Di Edoardo Spuntarelli. Oggi, sedici aprile, Donald Trump avrebbe alzato al 245% i dazi cinesi, portando addirittura Xi Jinping, che non esce
dalla Cina da molto, ad andare a parlare con tutti gli altri paesi in cui i dazi del presidente americano hanno colpito maggiormente.
Qualcuno direbbe che questo è un sintomo di paura e di arrendevolezza, a me sembra invece un intento di formare un’alleanza per fare “guerra”. Una guerra che affonda le radici persino in America. Parte della nazione, infatti, aveva già cercato di distanziarsi dalle politiche di Trump; un esempio è quello della California, che aveva dichiarato di non approvare le idee del presidente di annettere il Canada. “Non lasciate che metta zizzania tra di noi”, “ci troviamo a oltre 3.200 km da Washington e a un mondo di distanza da quella mentalità”, aveva dichiarato il governatore Gavin Newsom, che ora attacca dicendo di voler fare causa all’America.
Secondo il governatore, i dazi imposti da Trump sono illegali e “stanno creando caos per le famiglie, le imprese e l’economia, aumentando i prezzi e minacciando posti di lavoro”.

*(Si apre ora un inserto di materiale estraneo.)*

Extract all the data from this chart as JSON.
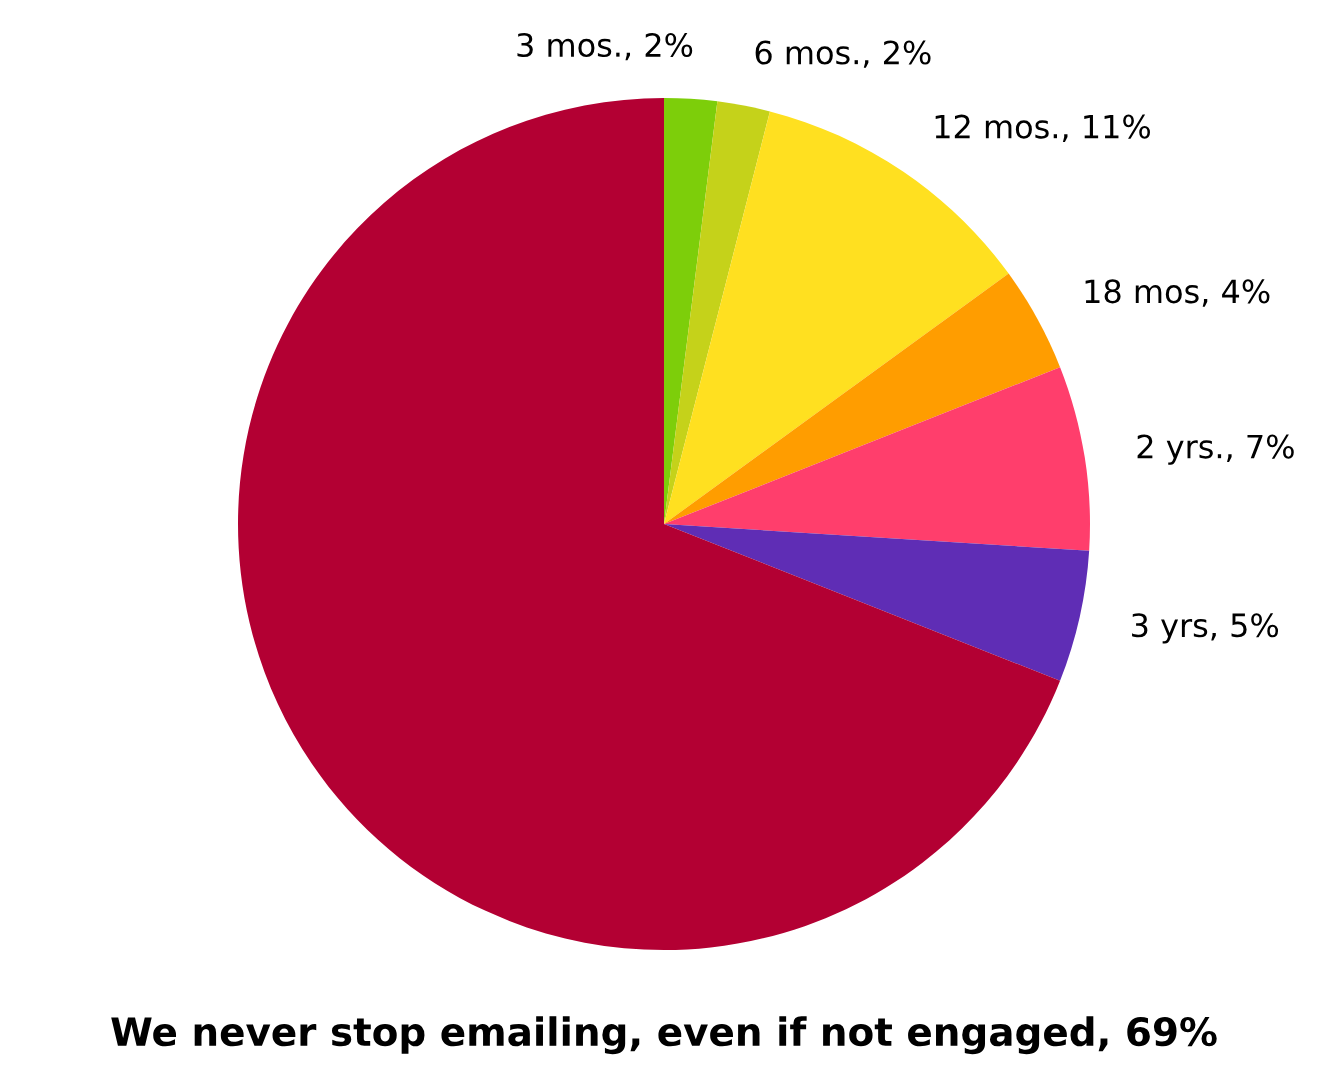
{
  "chart_data": {
    "type": "pie",
    "categories": [
      "3 mos.",
      "6 mos.",
      "12 mos.",
      "18 mos",
      "2 yrs.",
      "3 yrs",
      "We never stop emailing, even if not engaged"
    ],
    "values": [
      2,
      2,
      11,
      4,
      7,
      5,
      69
    ],
    "value_labels": [
      "2%",
      "2%",
      "11%",
      "4%",
      "7%",
      "5%",
      "69%"
    ],
    "colors": [
      "#7dce0a",
      "#c5d21a",
      "#ffe020",
      "#ff9d00",
      "#ff3e6c",
      "#5f2db5",
      "#b30033"
    ],
    "legend": false
  }
}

Questa battaglia legale, economica ed etica di questo passo finirà per far cadere Trump, una battaglia che, partendo dall’interno, mina l’orgoglio del presidente che ora non può più difendersi facendo faccia tosta, prendendo in giro qualcuno o dicendo di baciargli il sedere. Il resto del mondo sta iniziando a fare sul serio e a metterlo alle strette; il suo modo di fare e la sua prepotenza, che lo hanno fatto eleggere, non possono funzionare ancora per molto. Ma dubito che ora il presidente si tiri indietro dopo essere arrivato a questo punto: sarebbe già una sconfitta, non resta che vedere come si risolva la questione. Intanto, la presidente Giorgia Meloni, grazie ai suoi rapporti con gli Stati Uniti, sembra avere assunto il ruolo di tramite tra l’Europa e l’America, anche se l’idea che l’Italia si schieri anche in minima parte con Trump mi preoccupa.